I think one has to describe Hume as a monetarist with a Keynesian heart.

Not just for finance nerds

You might think I should really get a life, but I've spent part of this Sunday afternoon reading the December 2010 Financial Stability Report from the Bank of England. This is not the world's most exciting or raciest document but it's not just one for finance nerds either.

To give just one example as we head into bank bonus season, chart 5.9 on page 52 tells me that the four major UK banks received a subsidy amounting to £100bn in 2009 from access to cheap funds via the Bank of England. Chart 4.3 on page 38 tells me that their profits in that year were £40bn and 2010 profits are likely to be a little higher. The Bank's Special Liquidity Scheme, providing cheap funding, continues until January 2012. Looking at these two charts, I ask myself where the profits which are supposed to justify a return to bonuses actually come from?

The Big Short

I just devoured the UK paperback edition of The Big Short, which author Michael Lewis has been here publicising this past week.

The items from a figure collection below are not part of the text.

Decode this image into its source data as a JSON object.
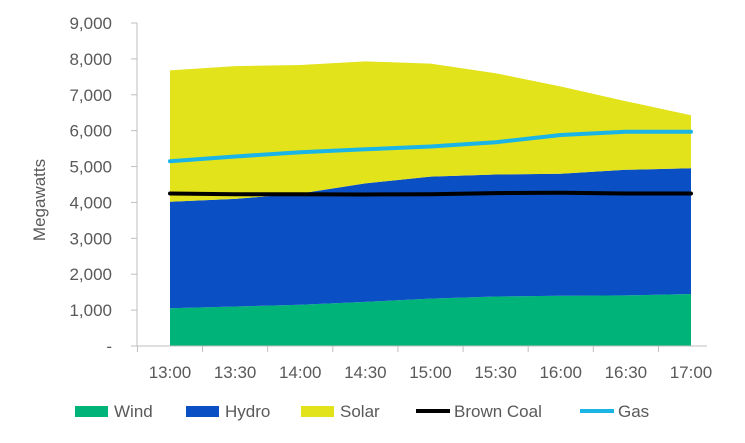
{
  "chart_data": {
    "type": "area",
    "x": [
      "13:00",
      "13:30",
      "14:00",
      "14:30",
      "15:00",
      "15:30",
      "16:00",
      "16:30",
      "17:00"
    ],
    "ylabel": "Megawatts",
    "ylim": [
      0,
      9000
    ],
    "yticks": [
      "-",
      "1,000",
      "2,000",
      "3,000",
      "4,000",
      "5,000",
      "6,000",
      "7,000",
      "8,000",
      "9,000"
    ],
    "yticks_values": [
      0,
      1000,
      2000,
      3000,
      4000,
      5000,
      6000,
      7000,
      8000,
      9000
    ],
    "grid": false,
    "legend": "bottom",
    "stacked_areas": [
      {
        "name": "Wind",
        "color": "#00b379",
        "values": [
          1050,
          1100,
          1150,
          1230,
          1320,
          1380,
          1400,
          1410,
          1450
        ]
      },
      {
        "name": "Hydro",
        "color": "#0a4fc4",
        "values": [
          2970,
          3000,
          3100,
          3300,
          3400,
          3400,
          3400,
          3500,
          3500
        ]
      },
      {
        "name": "Solar",
        "color": "#e2e31b",
        "values": [
          3660,
          3700,
          3580,
          3400,
          3150,
          2820,
          2430,
          1910,
          1480
        ]
      }
    ],
    "lines": [
      {
        "name": "Brown Coal",
        "color": "#000000",
        "values": [
          4250,
          4230,
          4230,
          4220,
          4230,
          4260,
          4270,
          4250,
          4250
        ]
      },
      {
        "name": "Gas",
        "color": "#1ab4e6",
        "values": [
          5150,
          5280,
          5400,
          5480,
          5560,
          5680,
          5880,
          5970,
          5970
        ]
      }
    ],
    "legend_order": [
      "Wind",
      "Hydro",
      "Solar",
      "Brown Coal",
      "Gas"
    ]
  }
}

It's one of the popular classics of the Great Crash, managing to be both a page turner and a clear explanation of the financial instruments at the heart of the financial meltdown. (Having said that, every time I thought I'd understood the CDOs and CDSs, I forgot, and had to go back and remind myself. In the end Lewis's phrase 'pile of shit' seemed a perfectly adequate synonym.)

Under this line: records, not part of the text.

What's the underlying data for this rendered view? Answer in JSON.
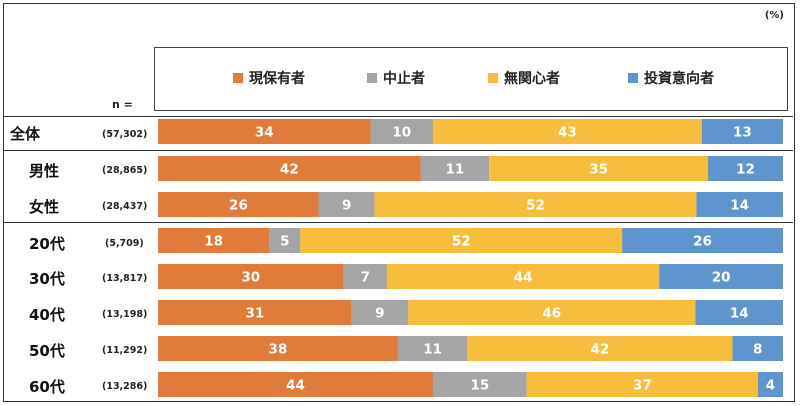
{
  "unit_label": "(%)",
  "n_label": "n =",
  "legend": [
    {
      "label": "現保有者",
      "color": "#E07B39"
    },
    {
      "label": "中止者",
      "color": "#A5A5A5"
    },
    {
      "label": "無関心者",
      "color": "#F6BE3C"
    },
    {
      "label": "投資意向者",
      "color": "#5F95CF"
    }
  ],
  "chart_data": {
    "type": "bar",
    "orientation": "horizontal-stacked-100",
    "xlim": [
      0,
      100
    ],
    "series": [
      {
        "name": "現保有者",
        "values": [
          34,
          42,
          26,
          18,
          30,
          31,
          38,
          44
        ]
      },
      {
        "name": "中止者",
        "values": [
          10,
          11,
          9,
          5,
          7,
          9,
          11,
          15
        ]
      },
      {
        "name": "無関心者",
        "values": [
          43,
          35,
          52,
          52,
          44,
          46,
          42,
          37
        ]
      },
      {
        "name": "投資意向者",
        "values": [
          13,
          12,
          14,
          26,
          20,
          14,
          8,
          4
        ]
      }
    ],
    "categories": [
      "全体",
      "男性",
      "女性",
      "20代",
      "30代",
      "40代",
      "50代",
      "60代"
    ],
    "n_values": [
      "(57,302)",
      "(28,865)",
      "(28,437)",
      "(5,709)",
      "(13,817)",
      "(13,198)",
      "(11,292)",
      "(13,286)"
    ]
  }
}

Lewis is a terrific story teller, and he recounts the origins and unfolding of the sub-prime crisis through interwoven stories about a handful of characters who were amongst the only investors to foresee the crash. Hence they shorted the financial derivatives on sub-prime mortgages – the infamous CDOs, sometimes using the CDSs which were bets on them. Intriguingly, all turn out to be in various ways misfits, loners or eccentrics. It took a distinctive character to stand against the crowd – Lewis successfully brings these people to life. As for the crowd, the Goldmans, Bear Stearns etc traders and bosses, they made the sub-prime derivatives complex to fool their clients and ended up fooling themselves. Once they kept some of them on their own books rather than shuffling all of it onto AIG and the like, disaster was only a matter of time.

Once the sub-prime market got going, after 2005, almost all the mortgages originated were bound to go belly up. In 2005 alone, half a trillion dollars worth of mortgages were extended to non-creditworthy borrowers; the figures got bigger in successive years. There was no way loans on this scale could be repaid by low income borrowers. Nevertheless, the Wall Street machine wanted the mortgages created because the margins from fees on the bonds and derivatives spun on top of them were so juicy.

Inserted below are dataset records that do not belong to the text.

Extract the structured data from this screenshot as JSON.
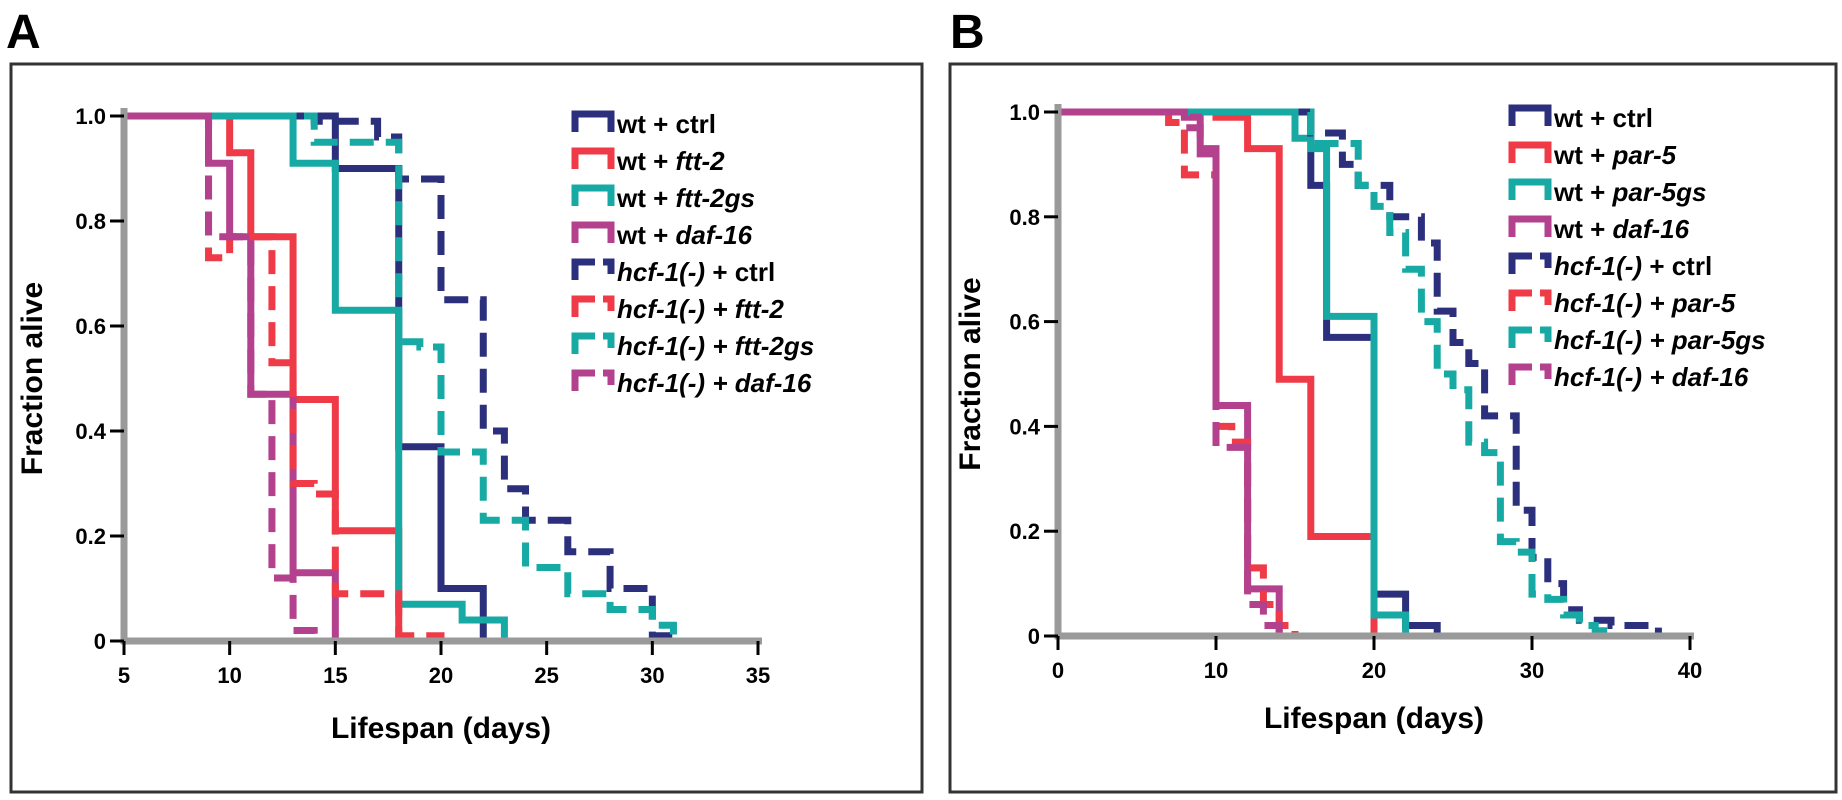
{
  "figure": {
    "panel_letters": [
      "A",
      "B"
    ]
  },
  "colors": {
    "ctrl": "#2b2f7c",
    "rnai": "#ef3a47",
    "gs": "#17a9a3",
    "daf16": "#b3418e",
    "axis": "#9a9a9a",
    "frame": "#333333"
  },
  "chart_data": [
    {
      "type": "line",
      "step": true,
      "panel": "A",
      "xlabel": "Lifespan (days)",
      "ylabel": "Fraction alive",
      "xlim": [
        5,
        35
      ],
      "ylim": [
        0,
        1.0
      ],
      "xticks": [
        5,
        10,
        15,
        20,
        25,
        30,
        35
      ],
      "yticks": [
        0,
        0.2,
        0.4,
        0.6,
        0.8,
        1.0
      ],
      "ytick_labels": [
        "0",
        "0.2",
        "0.4",
        "0.6",
        "0.8",
        "1.0"
      ],
      "legend_position": "top-right",
      "series": [
        {
          "name": "wt + ctrl",
          "parts": [
            {
              "t": "wt + ",
              "i": false
            },
            {
              "t": "ctrl",
              "i": false
            }
          ],
          "color_key": "ctrl",
          "dashed": false,
          "x": [
            5,
            15,
            18,
            20,
            22
          ],
          "y": [
            1.0,
            0.9,
            0.37,
            0.1,
            0
          ]
        },
        {
          "name": "wt + ftt-2",
          "parts": [
            {
              "t": "wt + ",
              "i": false
            },
            {
              "t": "ftt-2",
              "i": true
            }
          ],
          "color_key": "rnai",
          "dashed": false,
          "x": [
            5,
            10,
            11,
            13,
            15,
            18
          ],
          "y": [
            1.0,
            0.93,
            0.77,
            0.46,
            0.21,
            0
          ]
        },
        {
          "name": "wt + ftt-2gs",
          "parts": [
            {
              "t": "wt + ",
              "i": false
            },
            {
              "t": "ftt-2gs",
              "i": true
            }
          ],
          "color_key": "gs",
          "dashed": false,
          "x": [
            5,
            13,
            15,
            18,
            21,
            23
          ],
          "y": [
            1.0,
            0.91,
            0.63,
            0.07,
            0.04,
            0
          ]
        },
        {
          "name": "wt + daf-16",
          "parts": [
            {
              "t": "wt + ",
              "i": false
            },
            {
              "t": "daf-16",
              "i": true
            }
          ],
          "color_key": "daf16",
          "dashed": false,
          "x": [
            5,
            9,
            10,
            11,
            13,
            15
          ],
          "y": [
            1.0,
            0.91,
            0.77,
            0.47,
            0.13,
            0
          ]
        },
        {
          "name": "hcf-1(-) + ctrl",
          "parts": [
            {
              "t": "hcf-1(-)",
              "i": true
            },
            {
              "t": " + ctrl",
              "i": false
            }
          ],
          "color_key": "ctrl",
          "dashed": true,
          "x": [
            5,
            14,
            17,
            18,
            20,
            22,
            23,
            24,
            26,
            28,
            30,
            31
          ],
          "y": [
            1.0,
            0.99,
            0.96,
            0.88,
            0.65,
            0.4,
            0.29,
            0.23,
            0.17,
            0.1,
            0.01,
            0
          ]
        },
        {
          "name": "hcf-1(-) + ftt-2",
          "parts": [
            {
              "t": "hcf-1(-)",
              "i": true
            },
            {
              "t": " + ftt-2",
              "i": true
            }
          ],
          "color_key": "rnai",
          "dashed": true,
          "x": [
            5,
            9,
            10,
            12,
            13,
            14,
            15,
            18,
            20
          ],
          "y": [
            1.0,
            0.73,
            0.77,
            0.53,
            0.3,
            0.28,
            0.09,
            0.01,
            0
          ]
        },
        {
          "name": "hcf-1(-) + ftt-2gs",
          "parts": [
            {
              "t": "hcf-1(-)",
              "i": true
            },
            {
              "t": " + ftt-2gs",
              "i": true
            }
          ],
          "color_key": "gs",
          "dashed": true,
          "x": [
            5,
            14,
            18,
            19,
            20,
            22,
            24,
            26,
            28,
            30,
            31
          ],
          "y": [
            1.0,
            0.95,
            0.57,
            0.56,
            0.36,
            0.23,
            0.14,
            0.09,
            0.06,
            0.03,
            0
          ]
        },
        {
          "name": "hcf-1(-) + daf-16",
          "parts": [
            {
              "t": "hcf-1(-)",
              "i": true
            },
            {
              "t": " + daf-16",
              "i": true
            }
          ],
          "color_key": "daf16",
          "dashed": true,
          "x": [
            5,
            9,
            11,
            12,
            13,
            14
          ],
          "y": [
            1.0,
            0.77,
            0.47,
            0.12,
            0.02,
            0
          ]
        }
      ]
    },
    {
      "type": "line",
      "step": true,
      "panel": "B",
      "xlabel": "Lifespan (days)",
      "ylabel": "Fraction alive",
      "xlim": [
        0,
        40
      ],
      "ylim": [
        0,
        1.0
      ],
      "xticks": [
        0,
        10,
        20,
        30,
        40
      ],
      "yticks": [
        0,
        0.2,
        0.4,
        0.6,
        0.8,
        1.0
      ],
      "ytick_labels": [
        "0",
        "0.2",
        "0.4",
        "0.6",
        "0.8",
        "1.0"
      ],
      "legend_position": "top-right",
      "series": [
        {
          "name": "wt + ctrl",
          "parts": [
            {
              "t": "wt + ",
              "i": false
            },
            {
              "t": "ctrl",
              "i": false
            }
          ],
          "color_key": "ctrl",
          "dashed": false,
          "x": [
            0,
            16,
            17,
            20,
            22,
            24
          ],
          "y": [
            1.0,
            0.86,
            0.57,
            0.08,
            0.02,
            0
          ]
        },
        {
          "name": "wt + par-5",
          "parts": [
            {
              "t": "wt + ",
              "i": false
            },
            {
              "t": "par-5",
              "i": true
            }
          ],
          "color_key": "rnai",
          "dashed": false,
          "x": [
            0,
            10,
            12,
            14,
            16,
            20
          ],
          "y": [
            1.0,
            0.99,
            0.93,
            0.49,
            0.19,
            0
          ]
        },
        {
          "name": "wt + par-5gs",
          "parts": [
            {
              "t": "wt + ",
              "i": false
            },
            {
              "t": "par-5gs",
              "i": true
            }
          ],
          "color_key": "gs",
          "dashed": false,
          "x": [
            0,
            15,
            16,
            17,
            20,
            22
          ],
          "y": [
            1.0,
            0.95,
            0.93,
            0.61,
            0.04,
            0
          ]
        },
        {
          "name": "wt + daf-16",
          "parts": [
            {
              "t": "wt + ",
              "i": false
            },
            {
              "t": "daf-16",
              "i": true
            }
          ],
          "color_key": "daf16",
          "dashed": false,
          "x": [
            0,
            8,
            9,
            10,
            12,
            14
          ],
          "y": [
            1.0,
            0.99,
            0.92,
            0.44,
            0.09,
            0
          ]
        },
        {
          "name": "hcf-1(-) + ctrl",
          "parts": [
            {
              "t": "hcf-1(-)",
              "i": true
            },
            {
              "t": " + ctrl",
              "i": false
            }
          ],
          "color_key": "ctrl",
          "dashed": true,
          "x": [
            0,
            16,
            18,
            19,
            21,
            23,
            24,
            25,
            26,
            27,
            29,
            30,
            31,
            32,
            33,
            35,
            38
          ],
          "y": [
            1.0,
            0.96,
            0.9,
            0.86,
            0.8,
            0.75,
            0.62,
            0.56,
            0.52,
            0.42,
            0.24,
            0.15,
            0.1,
            0.05,
            0.03,
            0.02,
            0
          ]
        },
        {
          "name": "hcf-1(-) + par-5",
          "parts": [
            {
              "t": "hcf-1(-)",
              "i": true
            },
            {
              "t": " + par-5",
              "i": true
            }
          ],
          "color_key": "rnai",
          "dashed": true,
          "x": [
            0,
            7,
            8,
            10,
            11,
            12,
            13,
            14,
            15
          ],
          "y": [
            1.0,
            0.98,
            0.88,
            0.4,
            0.37,
            0.13,
            0.06,
            0.02,
            0
          ]
        },
        {
          "name": "hcf-1(-) + par-5gs",
          "parts": [
            {
              "t": "hcf-1(-)",
              "i": true
            },
            {
              "t": " + par-5gs",
              "i": true
            }
          ],
          "color_key": "gs",
          "dashed": true,
          "x": [
            0,
            16,
            19,
            20,
            21,
            22,
            23,
            24,
            25,
            26,
            27,
            28,
            29,
            30,
            31,
            32,
            33,
            34,
            35
          ],
          "y": [
            1.0,
            0.94,
            0.86,
            0.82,
            0.77,
            0.7,
            0.6,
            0.5,
            0.47,
            0.37,
            0.35,
            0.18,
            0.16,
            0.08,
            0.07,
            0.04,
            0.02,
            0.01,
            0
          ]
        },
        {
          "name": "hcf-1(-) + daf-16",
          "parts": [
            {
              "t": "hcf-1(-)",
              "i": true
            },
            {
              "t": " + daf-16",
              "i": true
            }
          ],
          "color_key": "daf16",
          "dashed": true,
          "x": [
            0,
            8,
            9,
            10,
            12,
            13,
            14
          ],
          "y": [
            1.0,
            0.97,
            0.93,
            0.36,
            0.06,
            0.02,
            0
          ]
        }
      ]
    }
  ]
}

But throughout the second half of the noughties, the rising incidence of default and fraud was clear in the statistics. Wall Street managed to ignore the implications because the ratings agencies meekly rated almost all the CDOs as triple-A, even those which were created out of the riskier tranches of previous CDOs. The eagerness of investment banks to screw their clients, and the inadequacy of the ratings agencies are two key elements in this story, along with the denseness of a few individuals who just did not understand the risk they were taking. (This includes the CEOs of the investment banks.)

Lewis is also very clear about the wider purpose of the sub-prime machine, to allow poor people to spend as if they were rich, and paper over the yawning inequality in the United States. In this he agrees with Raghuram Rajan's Fault Lines. While more than 2 million people lost their homes, the losers on Wall Street walked away with millions or tens of millions in payoffs. Equally, he points out forcefully that Goldman Sachs managed to transfer around $20bn directly from the taxpayer (bailing out AIG) to itself at the height of the crisis, and suffered hardly at all for its own greed and misjudgement. In this he echoes Matt Taibi's Griftopia (Taibi has a detailed account of the negotiations between Goldmans and the authorities at the time).

So The Big Short joins my list of gripping and accessible reads about the crisis – along with Whoops! by John Lanchester as well. The behaviour of the Wall Streeters defies belief in retrospect – as does their continuing insistence that they can go back now to business as normal. I think not.